The latest national data on alcohol consumption in Portugal reflect an increased prevalence of alcohol consumption among women in some age groups (Balsa et al, 2018); and the latest international data on alcohol consumption in Portugal reflect an increase in heavy episodic drinking in women between 2010 and 2016 (WHO, 2018).
This analysis aims to compare women’s and men’s alcohol consumption patterns in Portugal between 2001 and 2016/17 by age groups across the life course to test gender convergence. Prevalence of drinking (last 12 months and last 30 days) and abstention, typical frequency and quantity of drinking (by beverage type), heavy episodic drinking and attitudes towards alcohol will be measured to test gender convergence on alcohol consumption.
We used data collected in four national general population surveys conducted in Portugal in 2001 (n= 14 184), 2007 (n= 12 202), 2012 (n= 5 355) and 2016/17 (n= 9 632) among people between ages 15 and 64 years old. All the samples are representative at national and regional level by gender and age.
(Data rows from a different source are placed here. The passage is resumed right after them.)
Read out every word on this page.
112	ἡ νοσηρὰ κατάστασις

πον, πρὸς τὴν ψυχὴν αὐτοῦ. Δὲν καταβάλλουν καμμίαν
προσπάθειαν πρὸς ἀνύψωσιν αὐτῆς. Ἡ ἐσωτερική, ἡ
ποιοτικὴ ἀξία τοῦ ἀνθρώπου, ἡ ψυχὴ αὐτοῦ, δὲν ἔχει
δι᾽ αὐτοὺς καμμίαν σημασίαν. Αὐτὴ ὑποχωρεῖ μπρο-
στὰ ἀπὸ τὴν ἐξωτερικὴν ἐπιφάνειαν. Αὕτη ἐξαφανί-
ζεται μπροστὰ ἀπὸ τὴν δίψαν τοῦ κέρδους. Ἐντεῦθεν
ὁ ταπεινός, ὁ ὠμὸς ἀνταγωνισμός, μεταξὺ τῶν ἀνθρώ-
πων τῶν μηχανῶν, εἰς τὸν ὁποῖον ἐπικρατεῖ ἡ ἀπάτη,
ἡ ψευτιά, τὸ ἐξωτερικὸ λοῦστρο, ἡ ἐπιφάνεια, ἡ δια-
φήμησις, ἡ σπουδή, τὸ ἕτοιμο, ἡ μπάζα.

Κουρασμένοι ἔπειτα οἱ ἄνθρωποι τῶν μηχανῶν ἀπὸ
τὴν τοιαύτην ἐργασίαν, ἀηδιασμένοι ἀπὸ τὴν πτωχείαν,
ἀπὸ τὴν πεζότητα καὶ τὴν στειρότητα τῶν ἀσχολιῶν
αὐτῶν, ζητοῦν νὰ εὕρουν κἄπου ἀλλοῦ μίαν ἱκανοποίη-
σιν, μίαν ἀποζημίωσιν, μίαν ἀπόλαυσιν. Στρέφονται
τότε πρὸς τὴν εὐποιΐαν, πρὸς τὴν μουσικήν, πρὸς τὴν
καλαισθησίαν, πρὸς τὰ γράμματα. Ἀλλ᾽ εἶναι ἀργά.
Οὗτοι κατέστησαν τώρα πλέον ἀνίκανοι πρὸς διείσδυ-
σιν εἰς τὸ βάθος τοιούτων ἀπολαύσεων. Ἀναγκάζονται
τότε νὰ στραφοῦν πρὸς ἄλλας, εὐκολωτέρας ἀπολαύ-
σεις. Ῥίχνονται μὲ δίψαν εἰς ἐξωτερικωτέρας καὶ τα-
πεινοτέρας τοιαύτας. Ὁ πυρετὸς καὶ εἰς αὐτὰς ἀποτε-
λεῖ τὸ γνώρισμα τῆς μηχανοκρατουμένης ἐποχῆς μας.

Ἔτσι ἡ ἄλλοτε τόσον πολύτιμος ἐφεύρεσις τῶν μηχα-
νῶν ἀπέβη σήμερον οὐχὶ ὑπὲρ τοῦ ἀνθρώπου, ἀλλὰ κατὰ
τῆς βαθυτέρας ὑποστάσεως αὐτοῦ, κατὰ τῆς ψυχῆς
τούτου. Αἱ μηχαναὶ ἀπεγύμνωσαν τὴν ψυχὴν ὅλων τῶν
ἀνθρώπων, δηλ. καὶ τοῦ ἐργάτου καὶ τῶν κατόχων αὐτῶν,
Not all measures were assessed in all four surveys.
Alcohol use differ by age, gender and across countries (among others) and we need to know how and why these variations occur and take them into account when formulating international and cross-cultural alcohol policies.
Preliminary analysis points to confirm the gender convergence hypothesis for some age groups and for some drinking measures but not to for others.